[FOM] Falsify Platonism?
Markus Pantsar
Markus.Pantsar at helsinki.fi
Mon Apr 26 08:02:44 EDT 2010
> This is precisely the kind of proposal that philosophers might find
> satisfying but that is not likely to satisfy the typical mathematician.
> If everything hinges on drawing a sharp distinction between the natural
> numbers and our concept of the natural numbers, then the mathematician is
> going to be perplexed, since this is not the kind of sharp distinction
> that is customarily demanded in mathematical discourse. After all, which
> mathematical properties are satisfied by the natural numbers but not by
> our concept of the natural numbers, or vice versa? Are they isomorphic or
> not? If they're isomorphic, or if asking that question is a category
> error, then why should the mathematician care about the distinction?

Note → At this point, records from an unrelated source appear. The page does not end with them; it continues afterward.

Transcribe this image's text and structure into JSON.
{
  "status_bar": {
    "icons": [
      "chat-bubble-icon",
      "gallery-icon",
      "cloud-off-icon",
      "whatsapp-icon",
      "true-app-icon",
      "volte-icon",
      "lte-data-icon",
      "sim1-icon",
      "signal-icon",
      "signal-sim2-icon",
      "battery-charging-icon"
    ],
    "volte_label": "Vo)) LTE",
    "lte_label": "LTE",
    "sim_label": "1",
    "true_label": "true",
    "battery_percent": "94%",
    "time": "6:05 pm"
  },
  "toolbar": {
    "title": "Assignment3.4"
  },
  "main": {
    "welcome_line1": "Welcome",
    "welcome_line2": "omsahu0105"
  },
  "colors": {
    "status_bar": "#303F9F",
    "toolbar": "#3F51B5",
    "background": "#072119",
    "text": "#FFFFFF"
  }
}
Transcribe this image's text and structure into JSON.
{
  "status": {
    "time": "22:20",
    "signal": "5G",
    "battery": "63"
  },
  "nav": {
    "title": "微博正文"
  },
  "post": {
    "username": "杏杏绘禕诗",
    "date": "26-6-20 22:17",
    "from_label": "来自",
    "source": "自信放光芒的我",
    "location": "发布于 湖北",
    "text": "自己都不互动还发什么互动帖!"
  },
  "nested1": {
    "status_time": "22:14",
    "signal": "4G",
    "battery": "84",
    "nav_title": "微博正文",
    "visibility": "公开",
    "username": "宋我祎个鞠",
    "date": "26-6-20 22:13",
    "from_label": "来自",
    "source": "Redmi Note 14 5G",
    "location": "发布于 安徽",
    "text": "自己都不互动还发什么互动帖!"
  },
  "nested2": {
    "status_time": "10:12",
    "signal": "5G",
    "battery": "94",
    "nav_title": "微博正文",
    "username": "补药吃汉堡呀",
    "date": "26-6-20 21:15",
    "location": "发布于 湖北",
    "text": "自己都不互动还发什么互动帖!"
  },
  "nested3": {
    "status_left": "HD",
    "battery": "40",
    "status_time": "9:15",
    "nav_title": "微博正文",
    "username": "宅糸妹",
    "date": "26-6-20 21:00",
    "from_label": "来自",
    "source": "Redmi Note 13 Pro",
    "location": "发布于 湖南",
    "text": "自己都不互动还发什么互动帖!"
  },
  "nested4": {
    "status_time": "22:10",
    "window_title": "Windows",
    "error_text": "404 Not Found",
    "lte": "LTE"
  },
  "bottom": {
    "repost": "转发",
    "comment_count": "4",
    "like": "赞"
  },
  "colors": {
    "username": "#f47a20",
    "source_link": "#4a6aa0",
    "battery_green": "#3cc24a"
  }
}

Mathematician may not care about the distinction in his work, but if
he believes in the platonist existence of natural numbers, there
remains the possibility that PA ultimately does not capture these
numbers. So if one derives an inconsistency in PA, another
axiomatization of arithmetic could still do the trick. Of course most
of us have no problem in accepting that PA captures the concept of
natural number, but an inconsistency in PA would hardly be enough to
*falsify* platonism. Perhaps the questions you ask cannot be answered,
but that doesn't mean it is not *possible* that the number structure
of PA is not isomorphic to the platonist natural numbers (whatever
they may be).
I believe that platonism is way too elusive a philosophical position
to be falsified by mathematical proofs. The committed platonist will
find a way to defend his position no matter what. Against
contradictions, all he needs is a difference between the the world of
mathematical objects and our knowledge of that world - the possibility
of which is the very creed of platonism.